Белнэп бросил на нее каменный взгляд.
– Иногда вопросы важнее ответов.
– Послушай, скажи, а тебе когда-нибудь бывало страшно?
Еще один каменный взгляд.
– Я совершенно серьезно.
– Всем животным известно чувство страха, – начал Белнэп. – Возьмем, к примеру, мышь, бурундука, свинью или лисицу. Думают ли они? Понятия не имею. Обладают ли разумом? Полагаю, нет. Смеются ли? Сомневаюсь. Способны ли испытывать радость? Кто знает? Но одно можно сказать наверняка. Всем им знаком страх.
– Да.
– Страх подобен боли. Боль продуктивна, когда предупреждает нас о том, что мы прикоснулись к горячей сковороде или взялись за острый нож. С другой стороны, если она становится хронической, если просто питается сама собой, от нее нет ничего хорошего. Она просто разрушает способность действовать. Страх может спасти жизнь. Но страх может и погубить.
Андреа медленно кивнула.
– Следующий поворот направо, – через некоторое время сказала она.
Через три минуты они подъезжали к гостинице «Клир крик», в которой Андреа забронировала номер.
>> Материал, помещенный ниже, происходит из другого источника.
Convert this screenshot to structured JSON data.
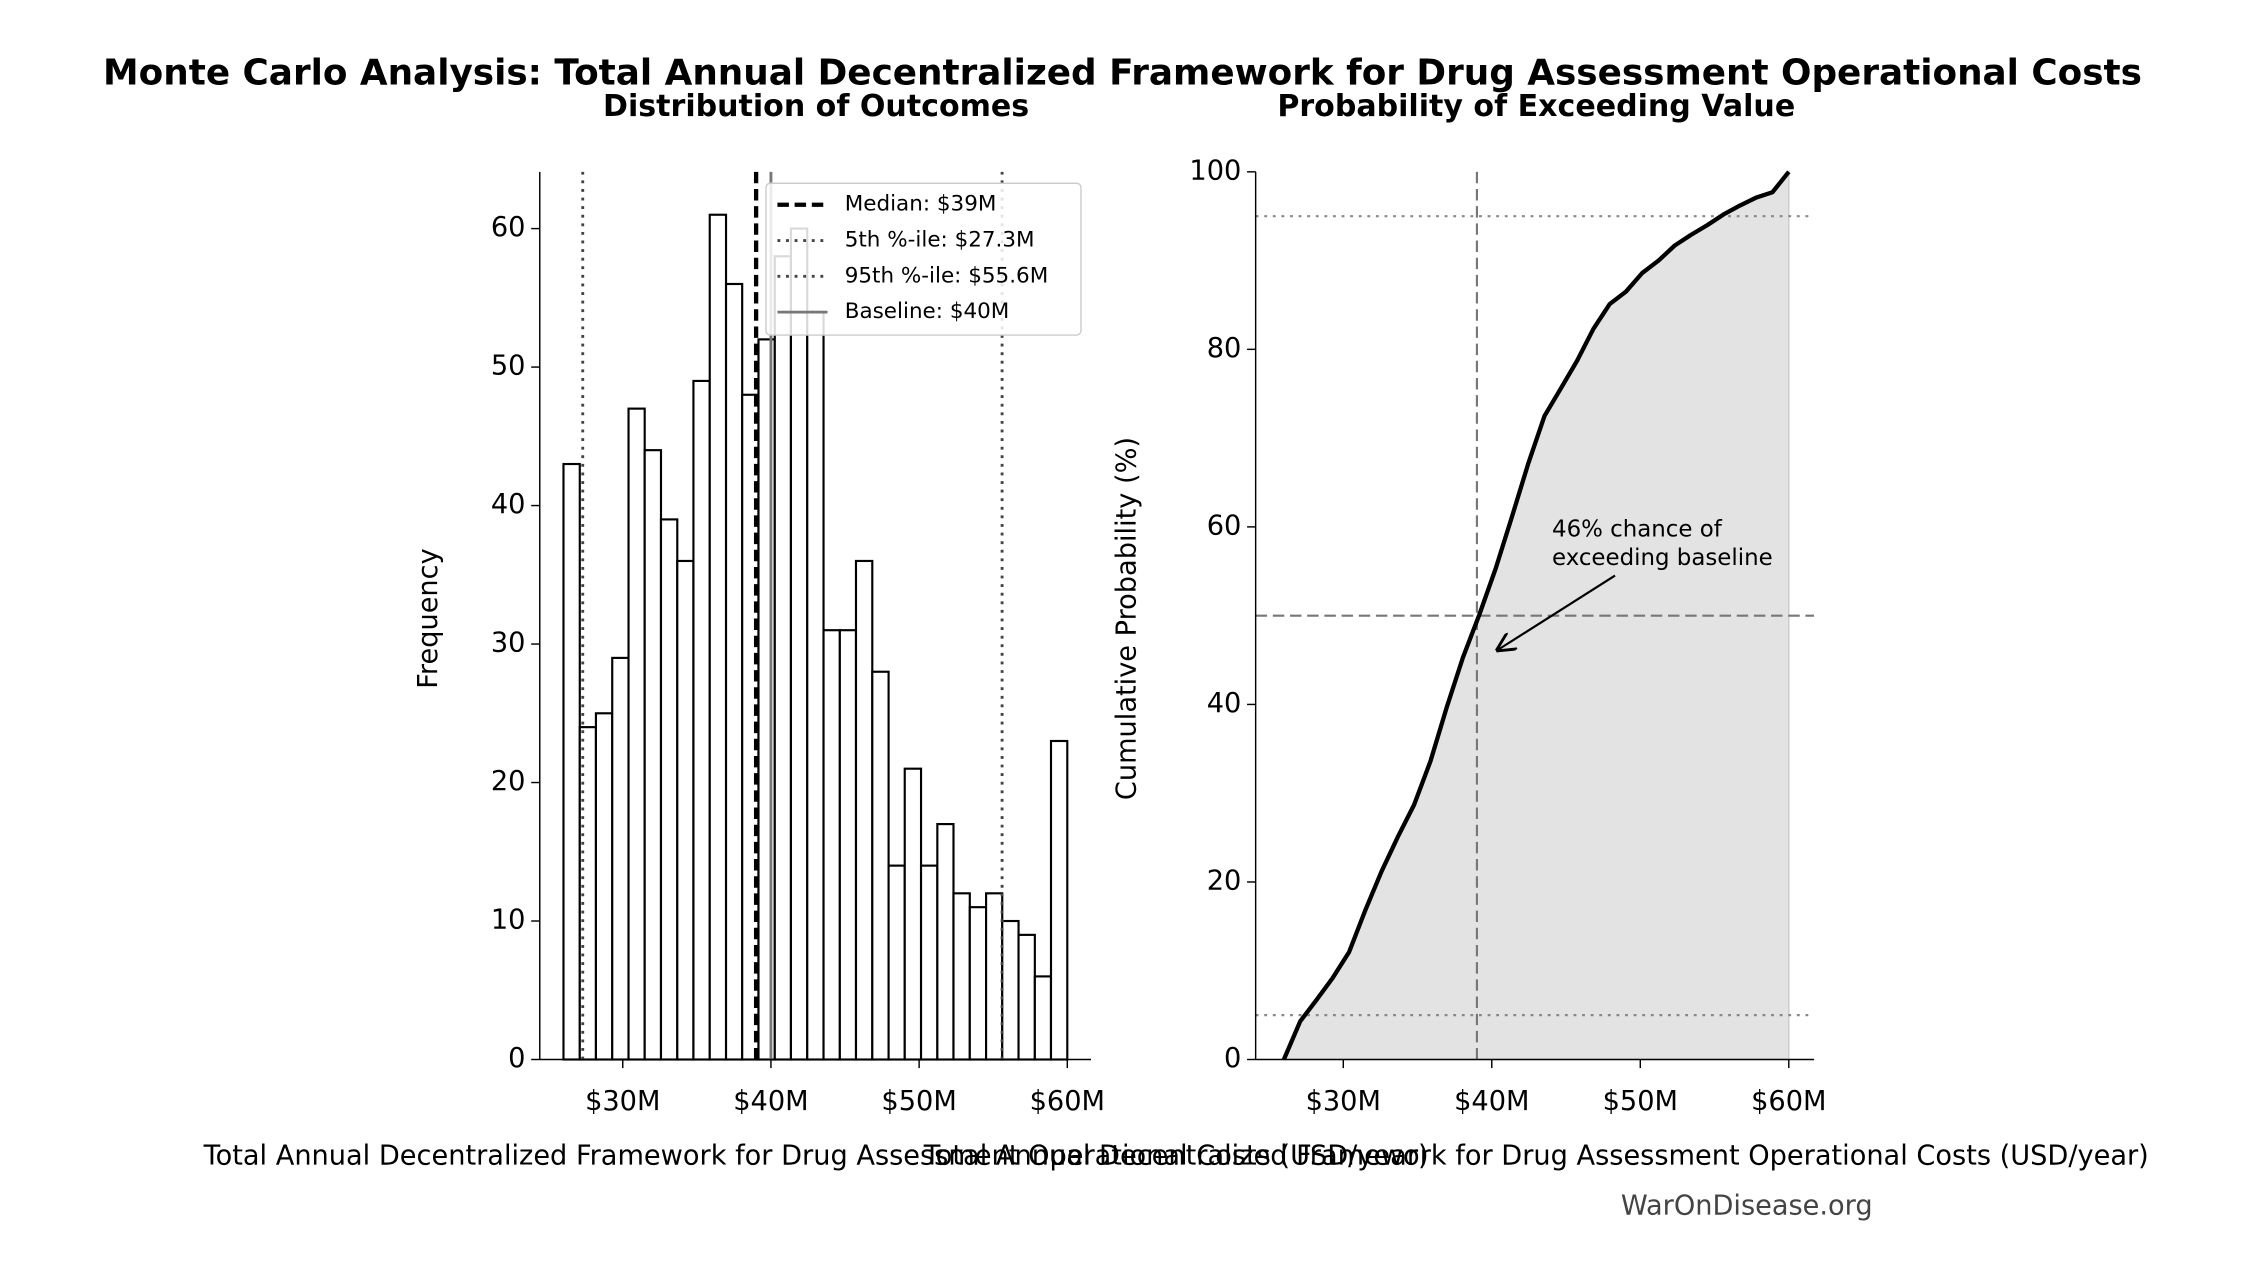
{
  "title": "Monte Carlo Analysis: Total Annual Decentralized Framework for Drug Assessment Operational Costs",
  "chart_data": [
    {
      "type": "histogram",
      "title": "Distribution of Outcomes",
      "xlabel": "Total Annual Decentralized Framework for Drug Assessment Operational Costs (USD/year)",
      "ylabel": "Frequency",
      "bins": [
        26,
        27.1,
        28.19,
        29.29,
        30.39,
        31.48,
        32.58,
        33.68,
        34.77,
        35.87,
        36.97,
        38.06,
        39.16,
        40.26,
        41.35,
        42.45,
        43.55,
        44.65,
        45.74,
        46.84,
        47.94,
        49.03,
        50.13,
        51.23,
        52.32,
        53.42,
        54.52,
        55.61,
        56.71,
        57.81,
        58.9,
        60
      ],
      "values": [
        43,
        24,
        25,
        29,
        47,
        44,
        39,
        36,
        49,
        61,
        56,
        48,
        52,
        58,
        60,
        54,
        31,
        31,
        36,
        28,
        14,
        21,
        14,
        17,
        12,
        11,
        12,
        10,
        9,
        6,
        23
      ],
      "color": "#ffffff",
      "edgecolor": "#000000",
      "xlim": [
        24.4,
        61.6
      ],
      "xticks": [
        {
          "value": 30,
          "label": "$30M"
        },
        {
          "value": 40,
          "label": "$40M"
        },
        {
          "value": 50,
          "label": "$50M"
        },
        {
          "value": 60,
          "label": "$60M"
        }
      ],
      "ylim": [
        0,
        64.1
      ],
      "yticks": [
        0,
        10,
        20,
        30,
        40,
        50,
        60
      ],
      "legend": "upper right",
      "reference_lines": [
        {
          "name": "Median: $39M",
          "value": 39,
          "style": "dashed",
          "color": "#000000"
        },
        {
          "name": "5th %-ile: $27.3M",
          "value": 27.3,
          "style": "dotted",
          "color": "#444444"
        },
        {
          "name": "95th %-ile: $55.6M",
          "value": 55.6,
          "style": "dotted",
          "color": "#444444"
        },
        {
          "name": "Baseline: $40M",
          "value": 40,
          "style": "solid",
          "color": "#777777"
        }
      ]
    },
    {
      "type": "line",
      "title": "Probability of Exceeding Value",
      "xlabel": "Total Annual Decentralized Framework for Drug Assessment Operational Costs (USD/year)",
      "ylabel": "Cumulative Probability (%)",
      "x": [
        26,
        27.1,
        28.19,
        29.29,
        30.39,
        31.48,
        32.58,
        33.68,
        34.77,
        35.87,
        36.97,
        38.06,
        39.16,
        40.26,
        41.35,
        42.45,
        43.55,
        44.65,
        45.74,
        46.84,
        47.94,
        49.03,
        50.13,
        51.23,
        52.32,
        53.42,
        54.52,
        55.61,
        56.71,
        57.81,
        58.9,
        60
      ],
      "values": [
        0,
        4.3,
        6.7,
        9.2,
        12.1,
        16.8,
        21.2,
        25.1,
        28.7,
        33.6,
        39.7,
        45.3,
        50.1,
        55.3,
        61.1,
        67.1,
        72.5,
        75.6,
        78.7,
        82.3,
        85.1,
        86.5,
        88.6,
        90.0,
        91.7,
        92.9,
        94.0,
        95.2,
        96.2,
        97.1,
        97.7,
        100
      ],
      "color": "#000000",
      "fill_color": "#e3e3e3",
      "xlim": [
        24.1,
        61.7
      ],
      "xticks": [
        {
          "value": 30,
          "label": "$30M"
        },
        {
          "value": 40,
          "label": "$40M"
        },
        {
          "value": 50,
          "label": "$50M"
        },
        {
          "value": 60,
          "label": "$60M"
        }
      ],
      "ylim": [
        0,
        100
      ],
      "yticks": [
        0,
        20,
        40,
        60,
        80,
        100
      ],
      "reference_lines": [
        {
          "axis": "x",
          "value": 39,
          "style": "dashed",
          "color": "#777777"
        },
        {
          "axis": "y",
          "value": 50,
          "style": "dashed",
          "color": "#777777"
        },
        {
          "axis": "y",
          "value": 5,
          "style": "dotted",
          "color": "#888888"
        },
        {
          "axis": "y",
          "value": 95,
          "style": "dotted",
          "color": "#888888"
        }
      ],
      "annotation": {
        "text": [
          "46% chance of",
          "exceeding baseline"
        ]
      }
    }
  ],
  "watermark": "WarOnDisease.org"
}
Ощутив укол ужаса, молодая женщина недоуменно заморгала, затем поняла, в чем дело. На стоянке рядом с машиной стоял безымянный верзила из фонда Банкрофта. Ошибиться было невозможно.
О господи, нет! У Андреа бешено заколотилось сердце, в груди вскипели страх и ярость. Она поняла, что ее хотят запугать, и это вызвало чувство негодования.
– Проезжай дальше, – спокойным тоном промолвила Андреа. Да, ей страшно, но она полна решимости. Она не позволит, чтобы ее запугали. Ее мать заслуживает большего. Черт побери, она сама заслуживает большего.
Белнэп подчинился, не мешкая ни мгновения. Лишь когда они вернулись на шоссе, он вопросительно посмотрел на Андреа.
– Мне показалось, я увидела знакомого.
– Пожалуйста, только не говори, что ты забронировала номер на свою фамилию, – быстро выпалил Белнэп.
– Нет, нет, я воспользовалась девичьей фамилией матери. – Не успев произнести эти слова, Андреа ощутила в груди щемящее чувство.
– Как будто это могло сбить их с толку! И еще, вероятно, ты назвала номер своей кредитной карточки.
– О господи, я даже не подумала.
– Черт бы тебя побрал, женщина! – строго произнес Белнэп. – Все это мы уже проходили. Ну когда у тебя появится хоть капля здравого смысла?
Андреа потерла пальцами виски.
– Я нахожусь в одной машине с человеком, который запросто может оказаться опасным врагом государства, с человеком, которого пытаются задержать правоохранительные органы Соединенных Штатов. Где именно во всем этом здравый смысл?
– Молчи. – Голос Белнэпа был похож на низкое ворчание контрабаса.
– Ты требуешь от меня, чтобы я соблюдала патриархальный эдикт молчания? Никогда!
– Хочешь прослушать урок рассудительности? С превеликим удовольствием. Я сожалею о том, что ты связалась со мной. Не сомневаюсь, Симона де Бовуар пришлась бы тебе более кстати, но ее, увы, под рукой не оказалось.